“I was raised on a horse farm and I admittedly took it for granted,” admits Canadian cowboy Blake Berglund, who will release his stellar new record, Realms, on September 1st. “Growing up around that many horses instilled this kind of cowboy lifestyle. My grandfather was a rodeo cowboy, my brother is a rodeo cowboy, my father is an avid horseman, it’s just part of my life.”
Drawn to heavy metal and hard rock in his late teens, Berglund began his professional musicianship 13 years ago in touring bands; extensive travel and an upbringing in cowboy culture have shaped his worldview, and his love of 70s psychedelic rock and reverence for traditional country have shaped his sound. In 2015, Berglund, disgusted with the rampant apathy in the genre he holds dear, set out on a journey to discover the origins of good country music, to report about it—Hunter S. Thompson-style—and turn his findings into a book. “It’s sacred to me, what Willie Nelson was doing, what Kris Kristofferson was doing, what Ray Price was doing, what Bob Wills was doing, it’s such a wonderful history,” he says. “They evolved the genre but stayed true to the tradition and the spirit of everything it stood for. It’s American music. I’m a Canadian looking at it from the outside, but it’s very special to me.”
Today, Berglund unleashes “Moose Mountain,” a new single from the album in which our hero has recognized that things need to be done differently, that he isn’t as happy as he’d like to be, and that he needs to connect with his surroundings, so he goes for a horseback ride with a joint and loses his inhibitions. “It doesn’t get more grounding than to jump on a horse’s back and head out and be at one with nature. Whatever you need to do in order to connect more strongly with that, I’m a supporter. We are in the process of legalizing marijuana in Canada, and I’m an advocate. It’s something I prescribe to, pardon the pun,” he laughs.

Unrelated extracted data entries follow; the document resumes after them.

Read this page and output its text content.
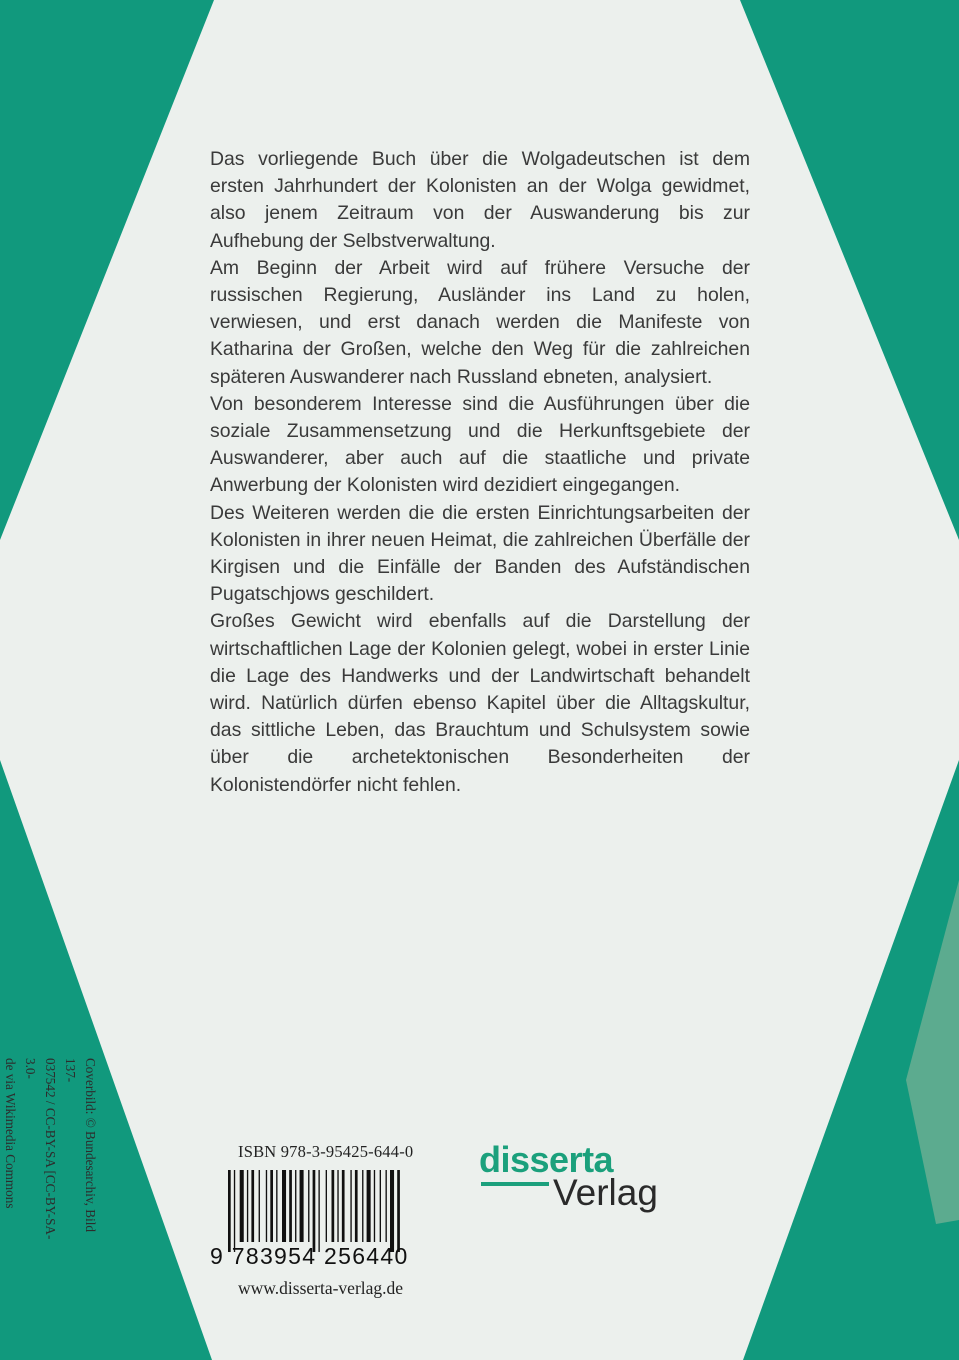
Das vorliegende Buch über die Wolgadeutschen ist dem ersten Jahrhundert der Kolonisten an der Wolga gewidmet, also jenem Zeitraum von der Auswanderung bis zur Aufhebung der Selbstverwaltung.

Am Beginn der Arbeit wird auf frühere Versuche der russischen Regierung, Ausländer ins Land zu holen, verwiesen, und erst danach werden die Manifeste von Katharina der Großen, welche den Weg für die zahlreichen späteren Auswanderer nach Russland ebneten, analysiert.

Von besonderem Interesse sind die Ausführungen über die soziale Zusammensetzung und die Herkunftsgebiete der Auswanderer, aber auch auf die staatliche und private Anwerbung der Kolonisten wird dezidiert eingegangen.

Des Weiteren werden die die ersten Einrichtungsarbeiten der Kolonisten in ihrer neuen Heimat, die zahlreichen Überfälle der Kirgisen und die Einfälle der Banden des Aufständischen Pugatschjows geschildert.

Großes Gewicht wird ebenfalls auf die Darstellung der wirtschaftlichen Lage der Kolonien gelegt, wobei in erster Linie die Lage des Handwerks und der Landwirtschaft behandelt wird. Natürlich dürfen ebenso Kapitel über die Alltagskultur, das sittliche Leben, das Brauchtum und Schulsystem sowie über die archetektonischen Besonderheiten der Kolonistendörfer nicht fehlen.

Coverbild: © Bundesarchiv, Bild 137-
037542 / CC-BY-SA [CC-BY-SA-3.0-
de via Wikimedia Commons	ISBN 978-3-95425-644-0
9 783954 256440
www.disserta-verlag.de
disserta
Verlag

“You’ve got to be true to yourself, and I’ve found this interesting place in music where I could honor the cowboy lifestyle and blend it with my influences of Pink Floyd and The Doors and Marty Stuart,” he says. “I’m a believer in oral tradition; our culture was founded on the concept of being able to tell a story, and that’s what I’m doing with this record,” he continues. “Realms is a concept record that tells the story of the breadth of human experience.”